The Court distinguished the case from McDaniel v. Paty by deciding that an exception for the training of clergy is "not evidence of hostility toward religion". The Court held that there is nothing "inherently constitutionally suspect" in the denial of funding for vocational religious instruction. Even if there were, Washington had a "substantial state interest" in not funding "devotional degrees".

The 7–2 decision upheld the statute. States could make public funds available for students pursuing religious studies without violating the Establishment Clause, but not making the scholarship available was not a Free Exercise violation. The Court decided that, in this case, the state had simply declined to provide such financial aid.

===Subsequent developments===
In Trinity Lutheran the clergy training exception allowed Chief Justice John Roberts to distinguish Locke v. Davey. The Court noted that public funding for improving a playground does not raise the same establishment concerns as training of clergy, and applies McDaniel v. Paty because "Davey was not denied a scholarship because of who he was; he was denied a scholarship because of what he proposed to do—use the funds to prepare for the ministry."

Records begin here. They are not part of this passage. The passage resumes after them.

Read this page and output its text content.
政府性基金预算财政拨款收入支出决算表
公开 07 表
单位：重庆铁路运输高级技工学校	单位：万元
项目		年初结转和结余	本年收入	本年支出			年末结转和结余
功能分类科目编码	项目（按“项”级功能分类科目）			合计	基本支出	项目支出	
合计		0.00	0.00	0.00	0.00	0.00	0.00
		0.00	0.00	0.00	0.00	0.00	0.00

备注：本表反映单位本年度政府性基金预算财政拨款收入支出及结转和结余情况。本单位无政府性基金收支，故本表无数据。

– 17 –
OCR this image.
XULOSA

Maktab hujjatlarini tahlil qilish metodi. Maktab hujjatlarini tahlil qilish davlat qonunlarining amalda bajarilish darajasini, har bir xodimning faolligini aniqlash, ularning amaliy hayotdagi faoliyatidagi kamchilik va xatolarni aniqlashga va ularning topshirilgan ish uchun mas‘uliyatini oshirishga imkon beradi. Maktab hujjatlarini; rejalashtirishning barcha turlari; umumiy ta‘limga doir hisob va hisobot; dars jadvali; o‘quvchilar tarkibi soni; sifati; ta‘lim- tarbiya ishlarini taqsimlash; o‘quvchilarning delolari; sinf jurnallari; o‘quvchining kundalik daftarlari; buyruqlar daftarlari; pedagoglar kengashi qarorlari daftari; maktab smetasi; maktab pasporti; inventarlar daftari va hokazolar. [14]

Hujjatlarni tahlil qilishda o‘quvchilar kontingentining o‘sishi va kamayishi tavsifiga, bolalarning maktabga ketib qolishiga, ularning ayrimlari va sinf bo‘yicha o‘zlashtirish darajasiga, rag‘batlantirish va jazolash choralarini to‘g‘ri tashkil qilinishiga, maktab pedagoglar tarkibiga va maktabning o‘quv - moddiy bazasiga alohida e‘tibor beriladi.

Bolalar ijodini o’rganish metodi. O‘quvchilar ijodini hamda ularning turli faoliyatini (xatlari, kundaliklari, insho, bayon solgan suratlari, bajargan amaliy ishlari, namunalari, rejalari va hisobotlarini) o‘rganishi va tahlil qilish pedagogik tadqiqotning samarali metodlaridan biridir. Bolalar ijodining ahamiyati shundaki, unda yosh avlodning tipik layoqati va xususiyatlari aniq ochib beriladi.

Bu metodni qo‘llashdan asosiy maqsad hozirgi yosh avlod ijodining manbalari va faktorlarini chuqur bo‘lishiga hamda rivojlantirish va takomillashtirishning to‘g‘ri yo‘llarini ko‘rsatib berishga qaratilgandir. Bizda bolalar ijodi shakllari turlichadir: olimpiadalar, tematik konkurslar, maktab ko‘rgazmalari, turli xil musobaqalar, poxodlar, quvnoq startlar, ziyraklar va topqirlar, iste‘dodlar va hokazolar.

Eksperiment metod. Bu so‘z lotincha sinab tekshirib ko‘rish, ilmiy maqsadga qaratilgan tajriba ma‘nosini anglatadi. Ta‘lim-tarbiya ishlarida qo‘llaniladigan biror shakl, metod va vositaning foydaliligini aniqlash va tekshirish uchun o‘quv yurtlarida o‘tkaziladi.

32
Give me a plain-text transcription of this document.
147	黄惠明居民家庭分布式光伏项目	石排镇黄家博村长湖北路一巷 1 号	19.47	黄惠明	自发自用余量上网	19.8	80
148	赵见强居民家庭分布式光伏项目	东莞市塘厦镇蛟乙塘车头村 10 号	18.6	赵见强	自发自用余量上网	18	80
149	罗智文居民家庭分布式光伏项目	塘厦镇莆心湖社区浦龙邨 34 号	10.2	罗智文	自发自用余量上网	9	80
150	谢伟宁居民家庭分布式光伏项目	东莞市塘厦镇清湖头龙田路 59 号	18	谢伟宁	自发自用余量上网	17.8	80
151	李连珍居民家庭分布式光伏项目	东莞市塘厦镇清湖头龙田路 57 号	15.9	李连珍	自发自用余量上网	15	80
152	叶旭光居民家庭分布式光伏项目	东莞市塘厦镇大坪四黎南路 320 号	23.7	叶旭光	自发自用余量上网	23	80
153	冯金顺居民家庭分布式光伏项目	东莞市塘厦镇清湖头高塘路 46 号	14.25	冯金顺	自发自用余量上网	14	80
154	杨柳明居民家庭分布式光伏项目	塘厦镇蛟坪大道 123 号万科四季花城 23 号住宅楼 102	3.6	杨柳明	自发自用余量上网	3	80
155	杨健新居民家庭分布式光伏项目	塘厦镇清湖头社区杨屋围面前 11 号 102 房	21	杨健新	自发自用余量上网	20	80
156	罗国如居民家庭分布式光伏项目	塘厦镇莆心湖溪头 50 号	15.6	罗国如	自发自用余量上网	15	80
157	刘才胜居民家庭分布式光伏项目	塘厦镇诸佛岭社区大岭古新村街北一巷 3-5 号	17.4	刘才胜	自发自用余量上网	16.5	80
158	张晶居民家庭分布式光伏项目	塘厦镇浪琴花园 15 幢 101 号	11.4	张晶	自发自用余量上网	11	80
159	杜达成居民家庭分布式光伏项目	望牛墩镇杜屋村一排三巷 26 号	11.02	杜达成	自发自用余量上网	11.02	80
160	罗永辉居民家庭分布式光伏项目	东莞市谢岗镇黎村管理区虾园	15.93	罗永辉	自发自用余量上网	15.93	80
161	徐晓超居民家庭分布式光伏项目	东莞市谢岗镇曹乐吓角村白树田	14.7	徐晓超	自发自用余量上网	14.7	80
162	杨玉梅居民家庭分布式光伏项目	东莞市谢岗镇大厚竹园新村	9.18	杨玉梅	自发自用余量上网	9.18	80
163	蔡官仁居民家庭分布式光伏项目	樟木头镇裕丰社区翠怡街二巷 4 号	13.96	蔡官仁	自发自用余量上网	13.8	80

In Carson v. Makin, with Chief Justice Roberts again writing for the majority, the Court further confined the precedential reach of Locke v. Davey by holding that the decision should apply only to its particular facts and "cannot be read beyond its narrow focus on vocational religious degrees to generally authorize the state to exclude religious persons from the enjoyment of public benefits on the basis of their anticipated religious use of the benefits."